Incomparably comparable graduation rates

November 27, 2012

For the first time ever, the U.S. Department of Education has released high school graduation rates based on a common, rigorous measure that makes it possible to compare states, and California falls into the bottom half.

Nearly a quarter of California high school students don’t graduate after four years, according to figures released yesterday for nearly every state, the District of Columbia and the Bureau of Indian Education. [Note: Data for Idaho, Kentucky, Oklahoma and Puerto Rico has not been reported.]

Each state submits its own statistics to the federal government, so California’s 76 percent graduation rate for the class of 2010-11 isn’t a surprise. State Superintendent of Public Instruction Tom Torlakson released the numbers last June.

What is new, however, is how California stacks up, and, in that regard, it’s ahead of Alaska, Louisiana and Washington, D.C., but behind Arkansas, North Dakota and Iowa, which, with an 88 percent graduation rate, is tops in the nation.

But numbers, even comparable ones, don’t always tell the whole story. For, even though the metrics are standardized, each state determines its own requirements for earning a high school diploma, and those can differ considerably in rigor.

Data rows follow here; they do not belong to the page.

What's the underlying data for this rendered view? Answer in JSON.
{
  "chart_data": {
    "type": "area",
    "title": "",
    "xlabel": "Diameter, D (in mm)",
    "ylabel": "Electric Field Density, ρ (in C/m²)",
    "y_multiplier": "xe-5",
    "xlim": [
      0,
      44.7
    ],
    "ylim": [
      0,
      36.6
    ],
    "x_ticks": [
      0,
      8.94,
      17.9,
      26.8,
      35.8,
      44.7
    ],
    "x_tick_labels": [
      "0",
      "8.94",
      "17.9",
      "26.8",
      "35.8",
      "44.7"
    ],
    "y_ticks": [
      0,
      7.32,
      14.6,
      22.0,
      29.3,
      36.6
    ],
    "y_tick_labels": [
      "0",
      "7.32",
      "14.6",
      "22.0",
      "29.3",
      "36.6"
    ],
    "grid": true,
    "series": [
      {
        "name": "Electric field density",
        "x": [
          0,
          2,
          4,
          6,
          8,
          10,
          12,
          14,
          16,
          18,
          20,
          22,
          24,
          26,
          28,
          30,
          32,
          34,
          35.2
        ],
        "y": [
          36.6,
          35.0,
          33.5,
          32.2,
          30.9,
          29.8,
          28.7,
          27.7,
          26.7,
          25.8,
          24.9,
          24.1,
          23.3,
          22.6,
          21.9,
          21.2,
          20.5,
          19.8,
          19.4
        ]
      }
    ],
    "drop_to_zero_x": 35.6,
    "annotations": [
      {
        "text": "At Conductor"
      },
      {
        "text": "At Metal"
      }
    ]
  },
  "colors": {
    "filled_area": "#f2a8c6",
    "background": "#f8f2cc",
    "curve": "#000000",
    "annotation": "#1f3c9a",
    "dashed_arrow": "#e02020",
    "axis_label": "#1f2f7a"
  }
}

“The rate itself can be comparable, but the meaning can be quite different,” explained Russell Rumberger, director of the California Dropout Research Project at UC Santa Barbara and author of the book Dropping Out: Why students drop out of high school and what can be done about it.

Rumberger said the figures are also “an incomplete indicator of what we want to know,” which is how many students eventually earn a diploma. The uniform measure doesn’t include students who earn a GED, students who drop out and then earn a regular diploma through a credit recovery program and students who take more than four years to graduate.

Those caveats aren’t an attempt to whitewash California’s numbers. “It’s still a lot of kids that aren’t graduating,” said Rumberger.